C-Hunter
Identifying clusters of functionally related genes in genomes
C-Hunter is a new clustering algorithm which incorporates knowledge of gene function derived from Gene Ontology, with the organization of genes on chromosomes. In order to use C-Hunter program, basic data sets are needed. All data sets for eight species(AT,CE,DM,DR,EC,HS,MM & SC), Data/Map file, GO, gene2accession and gene2go are supplied with C-Hunter program together. But, if you want to use new data sets, you can download from each website and you can make them again. C-Hunter program can be compiled under the Unix/Linux/Windows(Cygwin) environment, if the compiler supports STL.
Installation
- tar -zxvf C_Hunter_v.1.2.tar.gz
- cd C_Hunter_v.1.2
- ./install
Procedure for preparing data sets
If you are going to use alreay-made data sets, you don’t need to do this procedure.
- Download go.obo text file (include Molecular Function, Biological Process, Cellular) at http://www.geneontology.org/page/download-ontology
- Download gene2accession at NCBI, ftp://ftp.ncbi.nlm.nih.gov/gene/DATA/
- Download gene2go at NCBI, ftp://ftp.ncbi.nlm.nih.gov/gene/DATA/
-
Make Chromosome list file (text file by tab-separated format)
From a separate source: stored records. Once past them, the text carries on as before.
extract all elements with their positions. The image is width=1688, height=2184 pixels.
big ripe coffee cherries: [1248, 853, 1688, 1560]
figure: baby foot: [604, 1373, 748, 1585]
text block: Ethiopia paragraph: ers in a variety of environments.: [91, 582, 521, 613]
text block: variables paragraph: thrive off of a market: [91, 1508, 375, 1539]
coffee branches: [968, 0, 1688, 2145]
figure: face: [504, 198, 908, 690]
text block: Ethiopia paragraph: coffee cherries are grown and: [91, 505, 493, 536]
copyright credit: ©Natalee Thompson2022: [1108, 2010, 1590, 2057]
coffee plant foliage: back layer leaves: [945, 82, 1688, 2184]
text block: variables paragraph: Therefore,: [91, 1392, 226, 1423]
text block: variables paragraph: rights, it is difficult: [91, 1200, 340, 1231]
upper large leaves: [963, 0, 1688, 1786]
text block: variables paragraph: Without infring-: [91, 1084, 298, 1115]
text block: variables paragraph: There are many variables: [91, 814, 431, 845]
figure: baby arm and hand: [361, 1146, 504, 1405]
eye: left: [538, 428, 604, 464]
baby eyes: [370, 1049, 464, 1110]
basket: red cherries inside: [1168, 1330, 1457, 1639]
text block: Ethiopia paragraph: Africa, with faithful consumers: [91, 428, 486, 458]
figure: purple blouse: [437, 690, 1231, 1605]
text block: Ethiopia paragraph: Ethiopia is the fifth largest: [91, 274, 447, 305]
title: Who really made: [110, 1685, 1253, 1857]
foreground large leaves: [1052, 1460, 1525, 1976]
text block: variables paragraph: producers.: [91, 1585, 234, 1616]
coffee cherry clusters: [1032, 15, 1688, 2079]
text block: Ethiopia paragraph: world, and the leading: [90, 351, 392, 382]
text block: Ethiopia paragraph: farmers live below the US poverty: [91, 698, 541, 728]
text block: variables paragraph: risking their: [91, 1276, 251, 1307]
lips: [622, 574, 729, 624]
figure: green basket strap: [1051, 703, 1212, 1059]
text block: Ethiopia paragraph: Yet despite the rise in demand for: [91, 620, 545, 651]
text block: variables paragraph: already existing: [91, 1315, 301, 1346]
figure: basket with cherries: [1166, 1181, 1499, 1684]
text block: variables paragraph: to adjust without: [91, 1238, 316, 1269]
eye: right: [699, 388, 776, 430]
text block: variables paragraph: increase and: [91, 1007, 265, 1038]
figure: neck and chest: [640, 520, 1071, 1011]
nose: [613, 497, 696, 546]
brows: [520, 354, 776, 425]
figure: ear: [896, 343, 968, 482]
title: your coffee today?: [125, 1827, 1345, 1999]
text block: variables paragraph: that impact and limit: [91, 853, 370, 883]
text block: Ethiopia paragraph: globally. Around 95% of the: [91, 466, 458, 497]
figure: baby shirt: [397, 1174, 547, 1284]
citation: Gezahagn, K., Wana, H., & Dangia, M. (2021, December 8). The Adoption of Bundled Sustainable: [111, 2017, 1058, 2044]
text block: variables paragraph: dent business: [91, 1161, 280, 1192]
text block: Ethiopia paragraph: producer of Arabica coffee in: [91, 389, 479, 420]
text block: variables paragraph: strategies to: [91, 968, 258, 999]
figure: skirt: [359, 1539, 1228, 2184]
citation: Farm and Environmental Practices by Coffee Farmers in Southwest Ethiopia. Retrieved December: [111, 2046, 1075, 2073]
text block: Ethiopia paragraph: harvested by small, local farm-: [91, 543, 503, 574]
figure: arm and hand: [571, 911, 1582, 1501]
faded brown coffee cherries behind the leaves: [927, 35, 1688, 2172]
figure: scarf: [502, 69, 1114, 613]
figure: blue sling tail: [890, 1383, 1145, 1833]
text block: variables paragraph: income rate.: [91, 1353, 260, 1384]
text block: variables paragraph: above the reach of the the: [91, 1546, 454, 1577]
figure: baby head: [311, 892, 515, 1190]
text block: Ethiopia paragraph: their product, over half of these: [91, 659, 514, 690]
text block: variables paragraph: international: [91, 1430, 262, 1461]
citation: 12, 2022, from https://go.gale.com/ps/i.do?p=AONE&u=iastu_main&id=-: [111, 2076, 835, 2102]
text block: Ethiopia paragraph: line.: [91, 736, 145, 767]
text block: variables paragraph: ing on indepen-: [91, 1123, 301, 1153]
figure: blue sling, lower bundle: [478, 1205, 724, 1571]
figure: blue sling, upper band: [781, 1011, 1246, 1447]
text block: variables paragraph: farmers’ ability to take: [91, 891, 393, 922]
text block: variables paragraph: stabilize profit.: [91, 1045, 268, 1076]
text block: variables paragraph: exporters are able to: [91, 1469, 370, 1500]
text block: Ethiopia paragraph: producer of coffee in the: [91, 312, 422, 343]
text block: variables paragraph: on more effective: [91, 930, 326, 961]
- 1st_Column = Chromsome Number
- 2nd_Column = Accession
- 3rd_Column = GI
-
Run “obo2scheme.py” with 1 Gene Ontology data
- Usage : python obo2scheme.py go.obo (file from #1)
- The output file name will be “scheme.GO.data”
- Run “Make_GO_Map_Data.php” with gene2accession, gene2go and Chr_list
- Usage : php Make_GO_Map_Data.php gene2accession, gene2go, Chr_list, Ouput file name
- This converting program makes map files and GO data files.